Her knees suddenly felt weak, and she looked around, spotting an unoccupied bench right beside her. She collapsed onto it before she draped the garment bag along the back of the bench and set the other bags at her feet. She’d just rest there for a minute. She needed to just rest.
What should she do now? Wait for him? Throw herself at him and confess her undying love? Even the thought of that made her giggle. She put her hands to her face and felt the silly grin and shook her head at herself. Giddy. Giddy in love. She wondered what would happen if she arrived at his office unannounced and suggested that he take her out to lunch. No, that was silly. The big company Christmas party was tonight and he was likely embroiled in all sorts of details about that. Managers and directors from all around the company were flying in and checking in to the hotel. She’d see him in a few hours. Maybe …

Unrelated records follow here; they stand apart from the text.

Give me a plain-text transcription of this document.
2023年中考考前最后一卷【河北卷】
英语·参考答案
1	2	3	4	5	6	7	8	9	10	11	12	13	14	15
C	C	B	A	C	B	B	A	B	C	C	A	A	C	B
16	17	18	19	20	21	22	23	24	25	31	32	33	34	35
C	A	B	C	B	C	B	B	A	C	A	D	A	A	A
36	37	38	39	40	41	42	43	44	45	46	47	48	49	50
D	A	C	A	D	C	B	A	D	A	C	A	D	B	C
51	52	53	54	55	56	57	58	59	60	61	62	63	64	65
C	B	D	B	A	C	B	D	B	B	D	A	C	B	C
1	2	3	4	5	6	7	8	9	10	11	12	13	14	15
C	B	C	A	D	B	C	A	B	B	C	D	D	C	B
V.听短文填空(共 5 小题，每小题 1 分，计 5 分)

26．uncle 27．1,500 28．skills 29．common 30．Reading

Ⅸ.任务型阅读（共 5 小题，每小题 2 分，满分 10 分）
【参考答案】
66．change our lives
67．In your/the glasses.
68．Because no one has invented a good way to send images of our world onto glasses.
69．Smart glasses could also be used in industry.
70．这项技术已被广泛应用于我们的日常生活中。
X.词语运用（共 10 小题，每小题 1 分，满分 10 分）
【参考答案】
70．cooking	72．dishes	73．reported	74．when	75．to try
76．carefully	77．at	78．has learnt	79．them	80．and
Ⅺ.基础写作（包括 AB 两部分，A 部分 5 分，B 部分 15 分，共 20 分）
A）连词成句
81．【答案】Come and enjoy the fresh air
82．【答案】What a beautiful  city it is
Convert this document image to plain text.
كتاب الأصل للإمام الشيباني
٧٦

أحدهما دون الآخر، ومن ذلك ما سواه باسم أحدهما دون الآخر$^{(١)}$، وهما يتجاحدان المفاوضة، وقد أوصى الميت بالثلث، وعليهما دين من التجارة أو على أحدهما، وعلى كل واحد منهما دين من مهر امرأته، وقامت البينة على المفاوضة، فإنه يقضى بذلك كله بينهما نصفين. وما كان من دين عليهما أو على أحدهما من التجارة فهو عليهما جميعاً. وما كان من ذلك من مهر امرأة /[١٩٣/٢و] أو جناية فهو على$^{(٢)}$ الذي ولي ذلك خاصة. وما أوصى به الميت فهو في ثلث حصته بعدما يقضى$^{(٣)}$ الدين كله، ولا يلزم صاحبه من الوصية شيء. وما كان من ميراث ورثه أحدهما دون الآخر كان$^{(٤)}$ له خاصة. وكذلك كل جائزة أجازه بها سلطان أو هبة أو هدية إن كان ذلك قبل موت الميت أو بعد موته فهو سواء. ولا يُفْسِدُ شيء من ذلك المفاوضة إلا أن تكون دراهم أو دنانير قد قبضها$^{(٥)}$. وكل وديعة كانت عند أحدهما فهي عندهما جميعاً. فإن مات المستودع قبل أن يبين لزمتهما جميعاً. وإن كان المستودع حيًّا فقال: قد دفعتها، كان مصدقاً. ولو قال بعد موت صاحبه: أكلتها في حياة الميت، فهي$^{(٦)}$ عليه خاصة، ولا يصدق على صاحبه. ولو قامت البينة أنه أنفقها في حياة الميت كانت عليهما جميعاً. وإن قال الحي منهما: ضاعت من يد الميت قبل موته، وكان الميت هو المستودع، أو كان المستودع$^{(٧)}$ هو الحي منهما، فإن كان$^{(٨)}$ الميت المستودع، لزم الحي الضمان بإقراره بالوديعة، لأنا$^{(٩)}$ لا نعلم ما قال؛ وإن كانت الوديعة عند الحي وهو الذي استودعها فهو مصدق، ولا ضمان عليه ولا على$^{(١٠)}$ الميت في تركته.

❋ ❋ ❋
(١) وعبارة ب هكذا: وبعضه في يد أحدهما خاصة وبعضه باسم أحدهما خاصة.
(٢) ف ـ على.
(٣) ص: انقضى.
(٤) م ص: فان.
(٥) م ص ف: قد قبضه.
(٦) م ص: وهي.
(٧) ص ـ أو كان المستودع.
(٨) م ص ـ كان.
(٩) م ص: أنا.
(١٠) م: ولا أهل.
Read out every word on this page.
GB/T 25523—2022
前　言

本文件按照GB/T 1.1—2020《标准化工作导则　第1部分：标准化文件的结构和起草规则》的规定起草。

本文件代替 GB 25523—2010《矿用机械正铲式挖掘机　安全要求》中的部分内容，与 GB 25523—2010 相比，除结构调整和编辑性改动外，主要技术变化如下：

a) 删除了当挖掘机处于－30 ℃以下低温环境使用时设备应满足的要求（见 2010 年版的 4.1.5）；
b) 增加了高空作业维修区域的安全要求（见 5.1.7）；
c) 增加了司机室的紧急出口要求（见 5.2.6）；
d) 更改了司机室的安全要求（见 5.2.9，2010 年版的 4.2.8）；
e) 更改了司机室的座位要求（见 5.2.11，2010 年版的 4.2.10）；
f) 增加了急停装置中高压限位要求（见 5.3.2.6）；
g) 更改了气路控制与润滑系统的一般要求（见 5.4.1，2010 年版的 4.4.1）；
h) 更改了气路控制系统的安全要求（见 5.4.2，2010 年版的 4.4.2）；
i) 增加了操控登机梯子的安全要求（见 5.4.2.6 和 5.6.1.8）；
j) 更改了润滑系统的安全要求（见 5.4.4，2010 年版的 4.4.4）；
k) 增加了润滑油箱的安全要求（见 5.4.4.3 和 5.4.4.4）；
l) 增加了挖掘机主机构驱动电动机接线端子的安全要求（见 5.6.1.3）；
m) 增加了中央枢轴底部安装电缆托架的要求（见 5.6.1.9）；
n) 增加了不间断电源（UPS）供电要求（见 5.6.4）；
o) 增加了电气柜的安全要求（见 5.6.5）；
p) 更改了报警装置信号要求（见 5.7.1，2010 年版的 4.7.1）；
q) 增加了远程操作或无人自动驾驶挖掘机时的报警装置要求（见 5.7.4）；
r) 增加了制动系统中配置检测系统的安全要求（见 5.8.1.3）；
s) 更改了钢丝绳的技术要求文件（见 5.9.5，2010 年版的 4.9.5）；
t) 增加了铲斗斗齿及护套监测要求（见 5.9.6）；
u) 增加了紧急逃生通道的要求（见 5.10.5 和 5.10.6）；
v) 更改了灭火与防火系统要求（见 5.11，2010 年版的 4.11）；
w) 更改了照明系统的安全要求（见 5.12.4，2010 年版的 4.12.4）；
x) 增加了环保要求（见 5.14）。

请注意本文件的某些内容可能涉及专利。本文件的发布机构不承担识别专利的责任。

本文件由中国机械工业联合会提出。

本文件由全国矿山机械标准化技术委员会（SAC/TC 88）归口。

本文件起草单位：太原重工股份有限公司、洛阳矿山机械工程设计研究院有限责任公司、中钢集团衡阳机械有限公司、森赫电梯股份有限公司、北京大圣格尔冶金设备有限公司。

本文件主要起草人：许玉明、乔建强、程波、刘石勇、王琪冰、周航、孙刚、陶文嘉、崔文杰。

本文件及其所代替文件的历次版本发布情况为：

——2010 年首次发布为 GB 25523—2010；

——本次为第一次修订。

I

Just as she imagined how she would confess her love for Tony, someone sat next to her.
“Hiya, Robin.”
She turned her head and managed a smile, though she sighed inwardly. “Hi, Sandy. Doing some Christmas shopping?”
She hadn’t seen him since the week after the bar closed down at Hank’s. It was odd seeing a bar patron in full light. The shadows in the dim bar always hid the flaws, and in Sandy’s face, she could see the damage of years of alcoholism. The vessels on his face were broken, leaving little red marks. The skin around his eyes looked puffy and red and the whites of his eyes weren’t quite white. She also noticed how much his hands shook.